Bicol region had the third biggest shale reserves

picture of shale
Shale | @bicolmuseum via National Museum of the Philippines

Bicol region had the third biggest shale reserves in the 1990s.

Rocks as sources of natural gas? Today’s Discover Geology series introduces you to shale, a fine-grained sedimentary rock formed through the deposition and compaction of silts and clays.

Shale is the most abundant type of sedimentary rock categorized under mudstone. They account for 70% of the earth’s crust. Shales are laminated, which means they are made up of thin layers, and fissile, meaning they readily split into thin pieces.

Shales are commonly black and grey; however, some are yellow, red, brown, or green. The black or grey color indicates the presence of organic materials.

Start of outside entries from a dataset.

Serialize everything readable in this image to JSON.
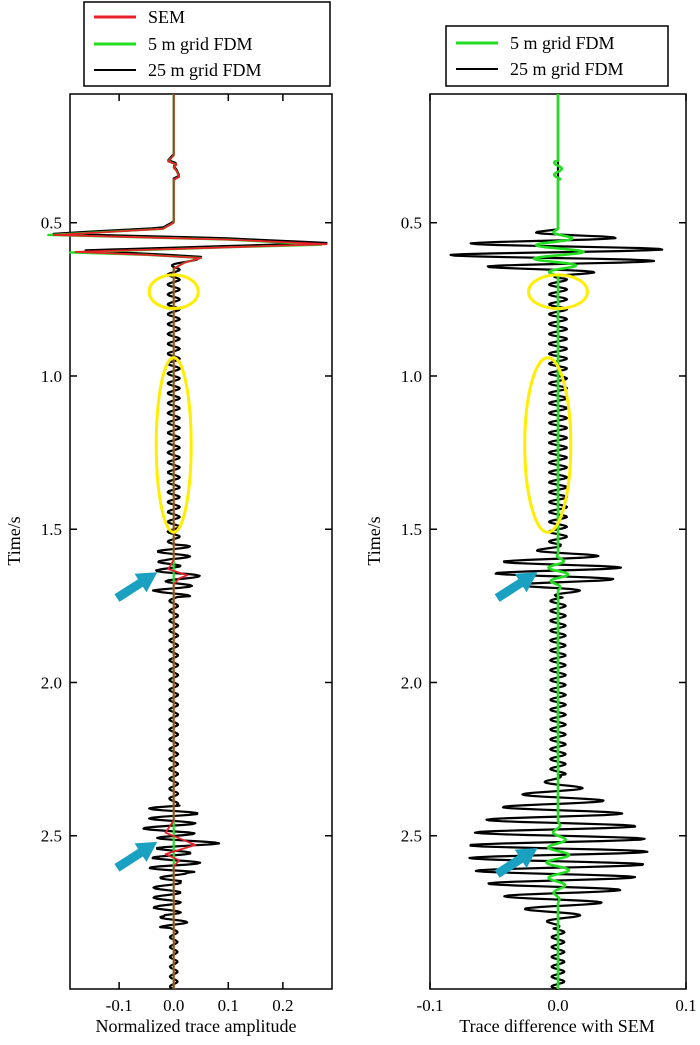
{
  "colors": {
    "sem": "#e8202a",
    "fdm5": "#22dd22",
    "fdm25": "#000000",
    "ellipse": "#ffee00",
    "arrow": "#1aa0c0"
  },
  "chart_data": [
    {
      "type": "line",
      "panel": "left",
      "xlabel": "Normalized trace amplitude",
      "ylabel": "Time/s",
      "xlim": [
        -0.19,
        0.29
      ],
      "ylim": [
        0.08,
        3.0
      ],
      "y_inverted": true,
      "xticks": [
        -0.1,
        0.0,
        0.1,
        0.2
      ],
      "xtick_labels": [
        "-0.1",
        "0.0",
        "0.1",
        "0.2"
      ],
      "yticks": [
        0.5,
        1.0,
        1.5,
        2.0,
        2.5
      ],
      "ytick_labels": [
        "0.5",
        "1.0",
        "1.5",
        "2.0",
        "2.5"
      ],
      "legend": {
        "placement": "top",
        "entries": [
          {
            "label": "SEM",
            "color": "#e8202a"
          },
          {
            "label": "5 m grid FDM",
            "color": "#22dd22"
          },
          {
            "label": "25 m grid FDM",
            "color": "#000000"
          }
        ]
      },
      "highlights": [
        {
          "shape": "ellipse",
          "t_center": 0.725,
          "t_halfspan": 0.055,
          "x_center": 0.0,
          "x_halfspan": 0.045
        },
        {
          "shape": "ellipse",
          "t_center": 1.225,
          "t_halfspan": 0.285,
          "x_center": 0.0,
          "x_halfspan": 0.032
        }
      ],
      "arrows": [
        {
          "t": 1.64,
          "x": -0.03
        },
        {
          "t": 2.52,
          "x": -0.03
        }
      ],
      "series": [
        {
          "name": "SEM",
          "color": "#e8202a",
          "points": [
            [
              0.0,
              0.08
            ],
            [
              0.0,
              0.28
            ],
            [
              -0.01,
              0.3
            ],
            [
              0.005,
              0.31
            ],
            [
              0.0,
              0.32
            ],
            [
              0.005,
              0.33
            ],
            [
              0.01,
              0.35
            ],
            [
              0.0,
              0.36
            ],
            [
              0.0,
              0.5
            ],
            [
              -0.02,
              0.52
            ],
            [
              -0.22,
              0.54
            ],
            [
              0.1,
              0.555
            ],
            [
              0.28,
              0.57
            ],
            [
              0.1,
              0.58
            ],
            [
              -0.18,
              0.595
            ],
            [
              -0.05,
              0.605
            ],
            [
              0.05,
              0.615
            ],
            [
              0.02,
              0.63
            ],
            [
              0.0,
              0.65
            ],
            [
              0.0,
              1.6
            ],
            [
              -0.01,
              1.63
            ],
            [
              0.025,
              1.65
            ],
            [
              0.01,
              1.66
            ],
            [
              0.0,
              1.68
            ],
            [
              0.0,
              2.45
            ],
            [
              -0.015,
              2.49
            ],
            [
              0.04,
              2.53
            ],
            [
              -0.015,
              2.56
            ],
            [
              0.01,
              2.58
            ],
            [
              0.0,
              2.6
            ],
            [
              0.0,
              3.0
            ]
          ]
        },
        {
          "name": "5 m grid FDM",
          "color": "#22dd22",
          "points": [
            [
              0.0,
              0.08
            ],
            [
              0.0,
              0.28
            ],
            [
              -0.01,
              0.3
            ],
            [
              0.005,
              0.31
            ],
            [
              0.0,
              0.32
            ],
            [
              0.005,
              0.33
            ],
            [
              0.01,
              0.35
            ],
            [
              0.0,
              0.36
            ],
            [
              0.0,
              0.5
            ],
            [
              -0.02,
              0.52
            ],
            [
              -0.23,
              0.54
            ],
            [
              0.1,
              0.555
            ],
            [
              0.27,
              0.572
            ],
            [
              0.1,
              0.58
            ],
            [
              -0.19,
              0.597
            ],
            [
              -0.05,
              0.605
            ],
            [
              0.05,
              0.615
            ],
            [
              0.02,
              0.63
            ],
            [
              0.0,
              0.65
            ],
            [
              0.0,
              3.0
            ]
          ]
        },
        {
          "name": "25 m grid FDM",
          "color": "#000000",
          "oscillatory": true
        }
      ]
    },
    {
      "type": "line",
      "panel": "right",
      "xlabel": "Trace difference with SEM",
      "ylabel": "Time/s",
      "xlim": [
        -0.1,
        0.1
      ],
      "ylim": [
        0.08,
        3.0
      ],
      "y_inverted": true,
      "xticks": [
        -0.1,
        0.0,
        0.1
      ],
      "xtick_labels": [
        "-0.1",
        "0.0",
        "0.1"
      ],
      "yticks": [
        0.5,
        1.0,
        1.5,
        2.0,
        2.5
      ],
      "ytick_labels": [
        "0.5",
        "1.0",
        "1.5",
        "2.0",
        "2.5"
      ],
      "legend": {
        "placement": "top",
        "entries": [
          {
            "label": "5 m grid FDM",
            "color": "#22dd22"
          },
          {
            "label": "25 m grid FDM",
            "color": "#000000"
          }
        ]
      },
      "highlights": [
        {
          "shape": "ellipse",
          "t_center": 0.725,
          "t_halfspan": 0.055,
          "x_center": 0.0,
          "x_halfspan": 0.023
        },
        {
          "shape": "ellipse",
          "t_center": 1.225,
          "t_halfspan": 0.285,
          "x_center": -0.008,
          "x_halfspan": 0.018
        }
      ],
      "arrows": [
        {
          "t": 1.64,
          "x": -0.016
        },
        {
          "t": 2.54,
          "x": -0.016
        }
      ],
      "series": [
        {
          "name": "5 m grid FDM",
          "color": "#22dd22",
          "oscillatory": true
        },
        {
          "name": "25 m grid FDM",
          "color": "#000000",
          "oscillatory": true
        }
      ]
    }
  ]
}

Those that are formed on environments with deposits of hematite, goethite, or limonite produce red, brown or yellow shale. Meanwhile, clay minerals and micas, typically greenish, make up the green shales.

Did you know that we use shale in the petroleum industry? Black shales are the source of oil and natural gas formed during the deposition and burial of organic materials. Shale gas is mainly composed of methane. Some of these shale gas deposits formed during the Devonian period or 300-400 million years ago.

Shale is also used in making blocks of cement. The calcium oxide from crushed limestone is mixed with a heated shale. This sedimentary rock is an essential component in bricks, tiles, and pottery.

Meanwhile, the Bicol region had the third biggest shale reserves in the 1990s, according to the Department of Environment and Natural Resources (DENR). The Ragay Hills, which lies on the southwest side of the Bicol River, consists of folded and faulted sedimentary rock formations, including shale.

The National Museum of the Philippines Bicol is under repair and remains closed.